Scientists are using designs in nature from extreme environments to overcome the challenges of producing materials on the nanometre scale. A team from the UK’s John Innes Centre, the Scripps Research Institute in California and the Institut Pasteur in Paris have identified a stable, modifiable virus that could be used as a nanobuilding block.
Viral nanoparticles (VNPs) are ideally sized, can be produced in large quantities, and are very stable and robust. They can self-assemble with very high precision, but are also amenable to modification by chemical means or genetic engineering.

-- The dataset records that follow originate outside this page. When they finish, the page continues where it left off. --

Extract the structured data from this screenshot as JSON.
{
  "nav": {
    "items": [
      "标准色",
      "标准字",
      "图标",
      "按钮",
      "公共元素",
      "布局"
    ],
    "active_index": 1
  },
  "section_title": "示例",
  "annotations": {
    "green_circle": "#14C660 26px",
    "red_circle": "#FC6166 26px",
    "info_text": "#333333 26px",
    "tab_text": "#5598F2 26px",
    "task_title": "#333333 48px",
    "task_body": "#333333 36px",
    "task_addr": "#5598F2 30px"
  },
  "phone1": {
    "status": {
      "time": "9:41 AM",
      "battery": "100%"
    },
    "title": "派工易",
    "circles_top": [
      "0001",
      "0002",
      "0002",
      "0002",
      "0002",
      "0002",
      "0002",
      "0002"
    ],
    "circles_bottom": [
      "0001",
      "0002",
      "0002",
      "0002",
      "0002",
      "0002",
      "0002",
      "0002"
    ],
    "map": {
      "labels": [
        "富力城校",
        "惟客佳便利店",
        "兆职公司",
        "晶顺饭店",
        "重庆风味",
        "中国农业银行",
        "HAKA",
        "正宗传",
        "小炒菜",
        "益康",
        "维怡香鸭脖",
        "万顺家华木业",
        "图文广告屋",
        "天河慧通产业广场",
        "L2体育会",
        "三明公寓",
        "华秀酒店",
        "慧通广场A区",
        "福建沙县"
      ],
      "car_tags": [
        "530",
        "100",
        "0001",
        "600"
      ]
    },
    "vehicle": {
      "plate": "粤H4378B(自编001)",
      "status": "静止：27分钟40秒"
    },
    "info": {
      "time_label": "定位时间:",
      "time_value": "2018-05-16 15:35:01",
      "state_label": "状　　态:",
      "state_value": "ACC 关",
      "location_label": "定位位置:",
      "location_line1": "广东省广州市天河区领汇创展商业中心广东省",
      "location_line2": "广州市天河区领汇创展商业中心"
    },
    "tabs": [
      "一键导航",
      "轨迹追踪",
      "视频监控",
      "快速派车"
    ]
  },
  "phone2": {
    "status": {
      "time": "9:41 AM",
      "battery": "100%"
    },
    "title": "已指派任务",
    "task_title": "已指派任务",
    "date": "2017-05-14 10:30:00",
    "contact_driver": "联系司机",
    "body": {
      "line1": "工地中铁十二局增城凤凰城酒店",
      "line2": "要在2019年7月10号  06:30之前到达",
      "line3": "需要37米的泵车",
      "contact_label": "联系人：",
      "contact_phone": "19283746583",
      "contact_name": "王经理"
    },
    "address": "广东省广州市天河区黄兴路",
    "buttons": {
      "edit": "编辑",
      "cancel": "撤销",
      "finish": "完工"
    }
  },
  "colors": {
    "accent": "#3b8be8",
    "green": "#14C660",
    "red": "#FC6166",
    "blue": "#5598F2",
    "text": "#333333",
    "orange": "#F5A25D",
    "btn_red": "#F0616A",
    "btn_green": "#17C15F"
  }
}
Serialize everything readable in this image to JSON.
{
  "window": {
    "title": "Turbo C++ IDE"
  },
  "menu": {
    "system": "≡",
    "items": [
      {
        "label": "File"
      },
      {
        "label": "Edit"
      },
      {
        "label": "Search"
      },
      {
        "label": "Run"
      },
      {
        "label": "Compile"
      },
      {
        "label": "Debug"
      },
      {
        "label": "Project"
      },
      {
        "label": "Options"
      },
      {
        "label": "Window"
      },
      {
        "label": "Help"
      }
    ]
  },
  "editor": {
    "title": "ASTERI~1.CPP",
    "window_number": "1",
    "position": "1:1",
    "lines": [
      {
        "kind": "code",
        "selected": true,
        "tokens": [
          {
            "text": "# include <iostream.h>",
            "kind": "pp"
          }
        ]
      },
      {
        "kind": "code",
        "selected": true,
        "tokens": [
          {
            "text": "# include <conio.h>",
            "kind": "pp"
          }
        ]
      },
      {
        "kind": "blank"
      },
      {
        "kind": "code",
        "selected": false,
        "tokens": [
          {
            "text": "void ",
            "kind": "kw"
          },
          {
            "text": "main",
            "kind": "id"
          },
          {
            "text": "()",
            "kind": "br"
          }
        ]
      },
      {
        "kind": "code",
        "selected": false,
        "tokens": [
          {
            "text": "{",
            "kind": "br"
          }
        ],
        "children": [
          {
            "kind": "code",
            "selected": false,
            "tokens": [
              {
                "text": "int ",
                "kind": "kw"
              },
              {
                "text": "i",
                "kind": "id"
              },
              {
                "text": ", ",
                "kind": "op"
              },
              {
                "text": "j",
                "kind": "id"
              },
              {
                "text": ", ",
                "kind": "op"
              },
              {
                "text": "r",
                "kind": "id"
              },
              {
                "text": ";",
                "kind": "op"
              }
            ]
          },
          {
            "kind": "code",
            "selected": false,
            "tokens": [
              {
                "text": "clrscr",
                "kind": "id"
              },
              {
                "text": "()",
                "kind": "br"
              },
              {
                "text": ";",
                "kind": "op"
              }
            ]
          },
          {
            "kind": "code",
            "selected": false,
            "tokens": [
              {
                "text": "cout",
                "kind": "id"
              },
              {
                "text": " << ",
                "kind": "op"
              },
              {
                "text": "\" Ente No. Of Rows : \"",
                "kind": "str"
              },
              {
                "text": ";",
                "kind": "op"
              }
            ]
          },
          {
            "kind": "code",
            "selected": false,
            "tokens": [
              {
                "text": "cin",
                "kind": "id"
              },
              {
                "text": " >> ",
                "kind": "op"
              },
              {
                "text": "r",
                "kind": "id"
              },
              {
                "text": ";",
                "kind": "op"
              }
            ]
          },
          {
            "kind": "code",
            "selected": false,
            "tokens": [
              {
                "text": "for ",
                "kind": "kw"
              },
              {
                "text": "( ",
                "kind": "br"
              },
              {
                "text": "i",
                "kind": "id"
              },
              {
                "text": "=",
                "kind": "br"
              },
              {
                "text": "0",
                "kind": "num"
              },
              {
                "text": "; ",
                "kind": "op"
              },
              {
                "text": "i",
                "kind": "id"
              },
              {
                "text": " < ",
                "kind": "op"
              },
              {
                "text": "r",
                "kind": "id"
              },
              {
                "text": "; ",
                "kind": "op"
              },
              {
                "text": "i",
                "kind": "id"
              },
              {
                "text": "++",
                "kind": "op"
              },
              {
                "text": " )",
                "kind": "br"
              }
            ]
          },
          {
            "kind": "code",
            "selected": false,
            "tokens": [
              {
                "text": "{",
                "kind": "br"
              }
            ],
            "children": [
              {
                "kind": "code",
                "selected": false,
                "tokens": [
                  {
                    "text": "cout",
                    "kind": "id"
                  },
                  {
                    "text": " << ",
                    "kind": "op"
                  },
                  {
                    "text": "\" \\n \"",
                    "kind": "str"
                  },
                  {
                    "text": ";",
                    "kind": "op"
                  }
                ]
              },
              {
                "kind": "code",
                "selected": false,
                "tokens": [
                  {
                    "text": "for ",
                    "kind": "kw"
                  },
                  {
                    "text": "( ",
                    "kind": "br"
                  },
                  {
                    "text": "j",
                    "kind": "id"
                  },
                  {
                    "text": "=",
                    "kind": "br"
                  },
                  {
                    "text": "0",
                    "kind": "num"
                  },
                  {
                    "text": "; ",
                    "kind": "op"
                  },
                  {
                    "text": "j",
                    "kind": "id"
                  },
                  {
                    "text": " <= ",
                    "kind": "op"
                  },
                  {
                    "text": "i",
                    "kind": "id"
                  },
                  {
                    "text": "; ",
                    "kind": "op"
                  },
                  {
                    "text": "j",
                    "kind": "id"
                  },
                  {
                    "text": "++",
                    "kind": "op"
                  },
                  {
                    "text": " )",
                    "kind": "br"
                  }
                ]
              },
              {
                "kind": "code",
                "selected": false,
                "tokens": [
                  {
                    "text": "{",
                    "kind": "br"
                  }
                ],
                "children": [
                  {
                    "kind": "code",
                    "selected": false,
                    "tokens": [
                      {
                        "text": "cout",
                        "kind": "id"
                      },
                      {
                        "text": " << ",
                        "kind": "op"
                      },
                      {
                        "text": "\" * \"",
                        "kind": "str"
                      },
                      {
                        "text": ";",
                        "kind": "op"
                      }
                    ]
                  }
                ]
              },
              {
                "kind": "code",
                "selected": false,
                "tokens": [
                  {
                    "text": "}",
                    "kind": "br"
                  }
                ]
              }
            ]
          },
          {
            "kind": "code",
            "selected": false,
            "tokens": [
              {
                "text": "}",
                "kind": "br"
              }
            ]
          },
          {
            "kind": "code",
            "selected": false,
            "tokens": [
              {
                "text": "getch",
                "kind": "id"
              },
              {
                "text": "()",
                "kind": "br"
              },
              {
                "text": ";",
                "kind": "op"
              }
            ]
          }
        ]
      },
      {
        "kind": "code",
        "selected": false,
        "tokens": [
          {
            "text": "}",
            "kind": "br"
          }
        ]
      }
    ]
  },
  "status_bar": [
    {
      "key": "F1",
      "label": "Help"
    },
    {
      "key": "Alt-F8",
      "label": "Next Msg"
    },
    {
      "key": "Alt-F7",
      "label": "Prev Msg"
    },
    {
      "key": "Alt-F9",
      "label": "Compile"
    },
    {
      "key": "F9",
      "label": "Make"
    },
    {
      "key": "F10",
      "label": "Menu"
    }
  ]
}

Some applications of VNPs require them to withstand extremely harsh conditions. Uses in electrical systems may expose them to high temperatures, and biomedical uses can involve exposure to highly acidic conditions. VNPs able to remain functional in these conditions are therefore desirable. The team identified viruses from the hot acidic sulphurous springs in Iceland. One of these, SIRV2, was assessed for its suitability for use as a viral nanobuilding block.
SIRV2 is a virus that infects Sulfolobus islandicus, a single-celled microorganism that grows optimally at 80°C and at pH 3, and it was also able to withstand other harsh environments created in the laboratory. This shows that the rigid, rod-shaped SIRV2 virus capsule must be very stable, an important characteristic for use as a nanobuilding block. To be potentially useful as a VNP, the viral capsule also needs to be open to modification or decoration with functional chemical groups.
The researchers found that, depending on the chemistry used, modifications could be targeted specifically to the ends of the virus particle, to its body, or both. This spatially controlled modification is unique to this VNP, and opens up new possibilities when the nanobuilding blocks are built up into arrays or layers. Since the virus body and ends can be selectively labelled it is expected that arrays with different physical properties can be fabricated, for example by aligning particles body-to-body versus self-assembly end-to-end. This option is not possible with other rod-shaped VNPs.
“Future applications may be found in liquid crystal assembly, nanoscale templating, nanoelectronic and biomedical applications.” said Dr Dave Evans of the John Innes Centre.
“Further studies towards the development of these VNPs for materials are currently underway”, said Dr Nicole F. Steinmetz of the Scripps Research Institute. “We are looking into the use of the particles to generate complex structures such as rings or tetrapods”.